12 December 2016
JKX Oil & Gas (JKX LN) produced 9,746 boepd of hydrocarbons in November (-1.6% m/m, +3.5% yoy), according to its Dec. 12 report. Its production in Ukraine increased 9.7% m/m to 4,095 boepd due to the impact of the NN-16 well, which was successfully worked over in October. The well’s stabilized production rate was close to 315 boepd (vs. an initial peak output of 3,200 boepd). Year-on-year, Ukrainian output still lagged in November (-10.2%, we estimate). In Russia, JKX produced 5,651 boepd in November, 8.4% less m/m due to delayed stimulation work on its K-27 well. Year-on-year, JKX performed better in Russia in November (+16.3% yoy output, we estimate).
In 11M16, JKX increased its output of hydrocarbons by 15.8% yoy to 10,126 boepd, solely thanks to growth in its Russian assets (+38% yoy to 6,098 boepd). Its Ukrainian production fell 7.0% yoy to 4,028 boepd.
In other news published on Dec. 9, JKX reported on initiation of restructuring of its convertible bonds by three years. The company offers to repay USD 16.0 mln in bonds (callable in February 2017) in three equal annual installments starting February 2018. In February 2017, the company will only pay USD 2.6 mln in scheduled interest and accretion payments. The coupon rate on the bond will increase to 14% from 8% currently. According to JKX, it already has approval from the holders of 72.5% of the bonds, and it needs a total 75% approval rate to restructure them in early January.
Alexander Paraschiy: The successful restructuring of JKX’s bonds, if happens, will significantly improve its liquidity position and ability to invest in the development of new wells in Ukraine. Given that the company nearly accumulated the required votes, we believe the restructuring will go smoothly and will be welcomed by the stock market. The successful commissioning of its NN-16 well in Ukraine is also good news, although the stabilized hydrocarbon output from the well does not look very encouraging.

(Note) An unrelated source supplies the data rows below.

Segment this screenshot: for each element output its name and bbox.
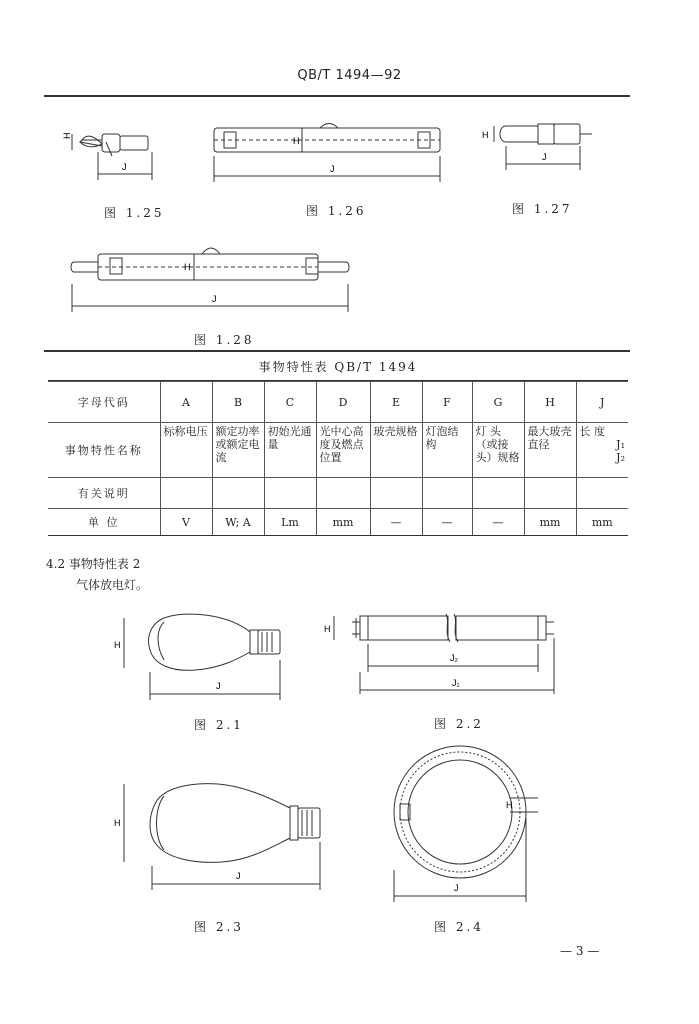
row-letter-code: [48, 382, 628, 423]
row-characteristic-name: [48, 423, 628, 478]
name-c: 初始光通量: [264, 423, 316, 478]
figure-1-26-caption: 图 1.26: [306, 204, 367, 218]
name-f: 灯泡结构: [422, 423, 472, 478]
dim-j1-label: J₁: [452, 678, 460, 688]
code-c: C: [264, 382, 316, 423]
figure-2-2-drawing: [322, 610, 562, 702]
note-a: [160, 478, 212, 509]
code-e: E: [370, 382, 422, 423]
unit-f: —: [422, 509, 472, 536]
figure-2-1-caption: 图 2.1: [194, 718, 244, 732]
dim-h-label: H: [482, 130, 489, 140]
figure-2-2-caption: 图 2.2: [434, 717, 484, 731]
name-h: 最大玻壳直径: [524, 423, 576, 478]
note-e: [370, 478, 422, 509]
code-h: H: [524, 382, 576, 423]
figure-2-1-drawing: [110, 608, 300, 708]
code-a: A: [160, 382, 212, 423]
note-d: [316, 478, 370, 509]
dim-j-label: J: [216, 681, 221, 691]
row-label-code: 字母代码: [48, 382, 160, 423]
dim-j-label: J: [330, 164, 335, 174]
name-d: 光中心高度及燃点位置: [316, 423, 370, 478]
code-f: F: [422, 382, 472, 423]
row-unit: [48, 509, 628, 536]
unit-d: mm: [316, 509, 370, 536]
unit-h: mm: [524, 509, 576, 536]
figure-2-3-caption: 图 2.3: [194, 920, 244, 934]
note-b: [212, 478, 264, 509]
characteristic-table: [48, 352, 628, 536]
row-label-note: 有关说明: [48, 478, 160, 509]
characteristic-grid: [48, 381, 628, 536]
figure-2-3-drawing: [110, 778, 330, 898]
dim-h-label: H: [114, 640, 121, 650]
unit-c: Lm: [264, 509, 316, 536]
unit-j: mm: [576, 509, 628, 536]
name-g: 灯 头（或接头）规格: [472, 423, 524, 478]
dim-j-label: J: [542, 152, 547, 162]
standard-code-header: QB/T 1494—92: [297, 68, 402, 83]
note-h: [524, 478, 576, 509]
dim-h-label: H: [114, 818, 121, 828]
name-j1: J₁: [616, 438, 625, 451]
figure-1-27-drawing: [476, 118, 606, 188]
name-j: 长 度: [579, 425, 605, 438]
figure-1-28-caption: 图 1.28: [194, 333, 255, 347]
table-title: 事物特性表 QB/T 1494: [48, 352, 628, 381]
note-c: [264, 478, 316, 509]
code-g: G: [472, 382, 524, 423]
row-label-name: 事物特性名称: [48, 423, 160, 478]
figure-1-25-drawing: [60, 118, 170, 188]
header-rule: [44, 95, 630, 97]
figure-1-28-drawing: [62, 240, 362, 320]
figure-2-4-caption: 图 2.4: [434, 920, 484, 934]
dim-h-label: H: [506, 800, 513, 810]
note-f: [422, 478, 472, 509]
section-subtext: 气体放电灯。: [76, 578, 149, 592]
code-d: D: [316, 382, 370, 423]
dim-h-label: H: [293, 136, 300, 146]
name-j2: J₂: [616, 451, 625, 464]
dim-j-label: J: [454, 883, 459, 893]
unit-g: —: [472, 509, 524, 536]
dim-h-label: H: [62, 132, 72, 139]
dim-j-label: J: [212, 294, 217, 304]
dim-h-label: H: [184, 262, 191, 272]
page-number: — 3 —: [560, 944, 600, 958]
unit-b: W; A: [212, 509, 264, 536]
row-related-notes: [48, 478, 628, 509]
name-b: 额定功率或额定电流: [212, 423, 264, 478]
figure-1-27-caption: 图 1.27: [512, 202, 573, 216]
name-j-cell: [576, 423, 628, 478]
dim-j-label: J: [236, 871, 241, 881]
name-e: 玻壳规格: [370, 423, 422, 478]
dim-h-label: H: [324, 624, 331, 634]
dim-j2-label: J₂: [450, 653, 458, 663]
figure-2-4-drawing: [382, 740, 552, 910]
row-label-unit: 单 位: [48, 509, 160, 536]
unit-a: V: [160, 509, 212, 536]
code-j: J: [576, 382, 628, 423]
dim-j-label: J: [122, 162, 127, 172]
section-heading: 4.2 事物特性表 2: [46, 557, 141, 571]
figure-1-25-caption: 图 1.25: [104, 206, 165, 220]
figure-1-26-drawing: [200, 120, 470, 190]
note-g: [472, 478, 524, 509]
code-b: B: [212, 382, 264, 423]
unit-e: —: [370, 509, 422, 536]
name-a: 标称电压: [160, 423, 212, 478]
note-j: [576, 478, 628, 509]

In its Dec. 12 update, JKX also reported that the Ukrainian parliament approved in the first reading a draft law that reduces the production tax for new natural gas wells to 12% (from the current rate of 29%). Although the company and some mass media reported that bill #5132 calls for such an adjustment, there is no official confirmation of that in the bill’s draft that has been published on the website of the Ukrainian parliament. Indeed a reduced gas production tax for new wells (commissioned since 2017) was widely discussed in recent days in the expert community, but the likelihood of its approval does not look high, in our view.